REPUBLIKA.CO.ID, PYONGYANG – Pemimpin Korea Utara, Kim Jong-il telah meninggal dunia di usia 69 tahun, Sabtu (17/12) lalu setelah menderita serangan jantung, seperti yang diumumkan oleh media pemerintah Korea Utara dua hari setelahnya atau Senin (19/12) kemarin.
Sementara rakyat berduka, dunia internasional justru meresahkan kepergian Kim yang telah mewariskan kekuasaannya kepada Kim Jong-un, putra bungsunya.
Kantor berita pemerintah Korut, KCNA, menyatakan bahwa Kim—yang dikenal di negara komunis itu sebagai "Pemimpin Tercinta"—meninggal di dalam kereta api selama perjalanan keluar dari Pyongyang. Disebutkan bahwa Kim menghembuskan nafas terakhirnya akibat ketegangan mental dan fisik yang berat selama inspeksi lapangan yang sangat intens.
"Ini adalah kehilangan terbesar bagi partai... dan kesedihan terbesar bagi rakyat dan bangsa kami," kata presenter berita sambil menangis saat mengumumkan kematian Kim di televisi pemerintah. Presenter juga mendesak negara, rakyat dan militer untuk, "Setia kepada Kim Jong-un" sang pewaris rezim komunis Korut.

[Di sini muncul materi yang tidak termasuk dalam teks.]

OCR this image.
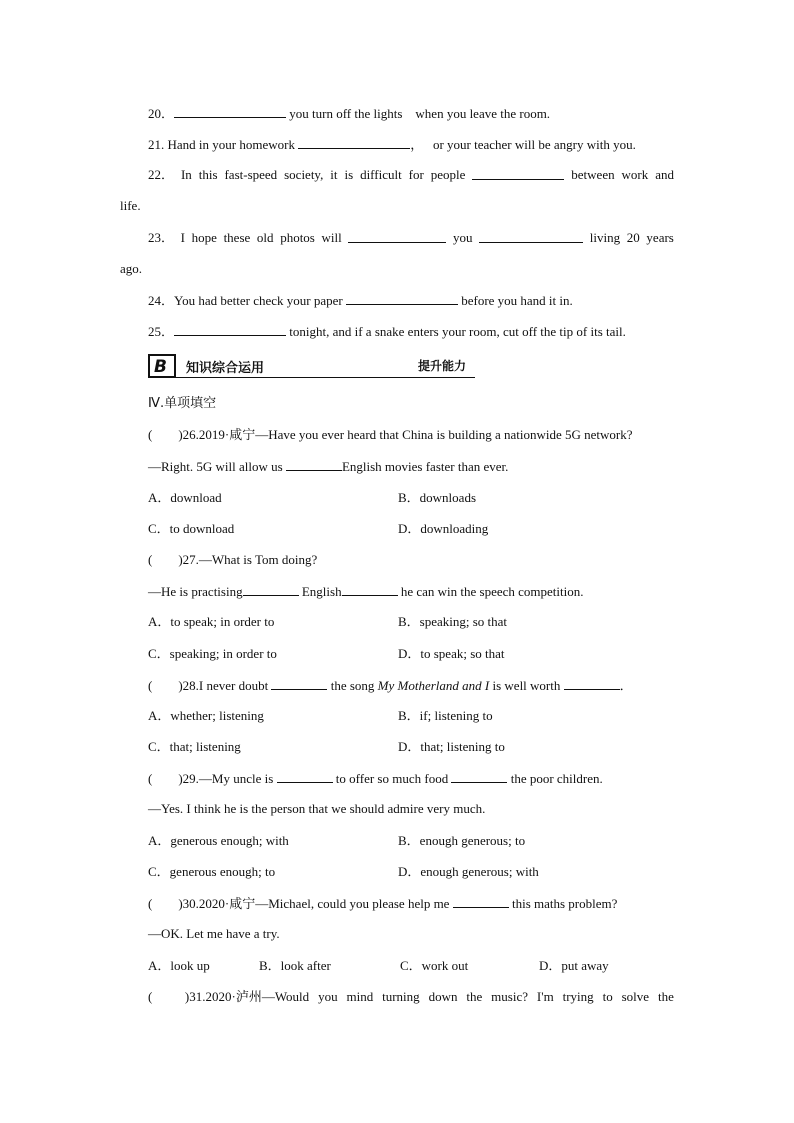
20．	you turn off the lights    when you leave the room.
21. Hand in your homework	，   or your teacher will be angry with you.
22． In this fast-speed society, it is difficult for people	between work and
life.
23． I hope these old photos will	you	living 20 years
ago.
24．You had better check your paper	before you hand it in.
25．	tonight, and if a snake enters your room, cut off the tip of its tail.
B 知识综合运用	提升能力
Ⅳ.单项填空
(        )26.2019·咸宁—Have you ever heard that China is building a nationwide 5G network?
—Right. 5G will allow us	English movies faster than ever.
A．download	B．downloads
C．to download	D．downloading
(        )27.—What is Tom doing?
—He is practising	English	he can win the speech competition.
A．to speak; in order to	B．speaking; so that
C．speaking; in order to	D．to speak; so that
(        )28.I never doubt	the song My Motherland and I is well worth	．
A．whether; listening	B．if; listening to
C．that; listening	D．that; listening to
(        )29.—My uncle is	to offer so much food	the poor children.
—Yes. I think he is the person that we should admire very much.
A．generous enough; with	B．enough generous; to
C．generous enough; to	D．enough generous; with
(        )30.2020·咸宁—Michael, could you please help me	this maths problem?
—OK. Let me have a try.
A．look up	B．look after	C．work out	D．put away
(	)31.2020·泸州—Would you mind turning down the music? I'm trying to solve the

"Pada kepemimpinan Kim Jong-un, kita harus mengubah kesedihan menjadi kekuatan dan keberanian dan mengatasi kesulitan hari ini," katanya.
Tahun lalu, Kim Jong-il menunjuk Kim Jong-un ke sejumlah pos strategis yang dilihat sebagai penempatannya sebagai pengganti setelah spekulasi bertahun-tahun tentang kesehatan Kim tua yang mulai menurun.
Korut mengatakan jasad Kim dibawa ke rumah duka Kumsusan di Pyongyang dan akan mengadakan masa berkabung nasional sampai 29 Desember, saat "semua orang di seluruh tanah air akan menghabiskan tiga menit dalam doa."
Pemakaman Kim akan diselenggarakan pada 28 Desember dan hiburan akan dilarang selama masa berkabung. Negara juga tidak akan menerima delegasi asing yang berharap untuk menyampaikan bela sungkawa.
Korea Selatan menyatakan keprihatinan atas kabar kematian Kim. Pejabat parlemen Korsel, Lee Kyu-yun, mengaku berpikir untuk menimbun makanan karena khawatir melonjaknya kembali ketegangan militer. Tetapi analis mengatakan kematian Kim tidak mungkin menimbulkan kekacauan karena Korut sedang menyiapkan transisi kekuasaan. "Tidak akan ada keadaan darurat di Korea Utara, setidaknya dalam beberapa bulan ke depan," kata Baek Seung-Joo dari Institut Analisis Pertahanan Korsel.